Im Vorliegenden Fall liegt indes eine mit den vorstehend genannten Ausnahmefällen vergleichbare Konstellation nicht vor, denn es fehlt schon an der für eine Erfüllung der Rückgabepflicht erforderliche Übergabeverhandlung zwischen den Parteien nach Beendigung des Mietverhältnisses. Zum Zeitpunkt des Auszugs sowie der Abholung der persönlichen Gegenstände des Beklagten nebst Übergabe des ersten Satzes Schlüssels war das Mietverhältnis noch nicht einmal beendet. Insofern bestand für den Beklagten noch keine Räumungspflicht. Auch war für die Kläger zu diesem Zeitpunkt eine vollständige Räumung und Herausgabe der Mietsache nicht vorhersehbar und nachvollziehbar, da eine Kündigung des Mietverhältnisses nicht im Raum stand. Im November 2008 hatten weder der Beklagte noch die Kläger eine Kündigung ausgesprochen, da die Kündigung des Beklagten den Klägern unstreitig erst im März 2009 zuging und die Kläger ihrerseits erst im Januar 2009 die Kündigung ausgesprochen haben. Bereits vor diesem Hintergrund können hier Übergabeverhandlungen nicht festgestellt werden, denn diese setzten denklogisch voraus, dass eine Pflicht zur Rückgabe oder jedenfalls eine Einigung zur Rückgabe gegeben ist. Hinzukommt, dass der Beklagte lediglich eine Mitarbeiterin zu der Wohnung geschickt hat um seine persönlichen Gegenstände abzuholen und den ersten Satz Schlüssel an die Kläger herauszugeben. Auch aus diesem Grund fehlt es an einer Übergabeverhandlungen zwischen den Parteien.

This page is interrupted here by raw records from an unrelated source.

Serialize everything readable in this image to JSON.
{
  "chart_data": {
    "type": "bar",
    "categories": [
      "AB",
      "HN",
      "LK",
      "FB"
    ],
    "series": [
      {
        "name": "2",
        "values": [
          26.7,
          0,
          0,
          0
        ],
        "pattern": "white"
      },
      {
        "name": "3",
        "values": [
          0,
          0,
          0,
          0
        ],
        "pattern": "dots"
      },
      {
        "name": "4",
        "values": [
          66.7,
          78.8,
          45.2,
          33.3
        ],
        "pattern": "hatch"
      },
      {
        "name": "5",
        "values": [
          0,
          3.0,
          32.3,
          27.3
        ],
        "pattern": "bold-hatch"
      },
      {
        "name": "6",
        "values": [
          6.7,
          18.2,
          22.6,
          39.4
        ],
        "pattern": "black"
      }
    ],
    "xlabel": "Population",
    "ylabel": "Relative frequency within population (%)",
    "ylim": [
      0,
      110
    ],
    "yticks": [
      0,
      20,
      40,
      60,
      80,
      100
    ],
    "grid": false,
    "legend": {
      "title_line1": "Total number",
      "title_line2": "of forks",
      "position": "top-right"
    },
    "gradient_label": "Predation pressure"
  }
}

Da der Beklagte weder sämtliche Schlüssel an die Kläger zurückgegeben hat noch Übergabeverhandlungen stattgefunden haben, die eine Ausnahme zum Grundsatz rechtfertigen könnten, hat der Beklagte seine Rückgabepflicht bis zur Rückgabe des zweites Satzes Schlüssels nicht erfüllt. Der Beklagte hatte nach der fristlosen Kündigung der Kläger, also der Beendigung des Mietverhältnisses, noch immer einen Besitzrest an der Wohnung, so dass er bis zur Rückgabe des zweiten Satzes Schlüssels den Klägern den vollständigen und uneingeschränkten Besitz vorenthalten hat.
Der Höhe nach richtet sich die zu zahlende Nutzungsentschädigung nach dem zwischen den Parteien vereinbarten Mietzins in Höhe von monatlich 1.500,00 €. Für den Zeitraum vom 07.01.2009 bis Ende März 2009 ergibt sich damit eine Nutzungsentschädigung in Höhe von 5.709,68 €.
3.
Der geltend gemachte Zinsanspruch ergibt sich aus dem Gesichtspunkt des Verzuges gemäß §§ 288 Abs. 1, 286 Abs. 1 BGB.
II.
Die Kostenentscheidung ergibt sich aus §§ 92 Abs. 1 i.V.m. § 269 Abs. 3 S. 2 ZPO.
Die Entscheidung über die vorläufige Vollstreckbarkeit folgt aus §§ 708 Nr. 11, 709, 711 ZPO.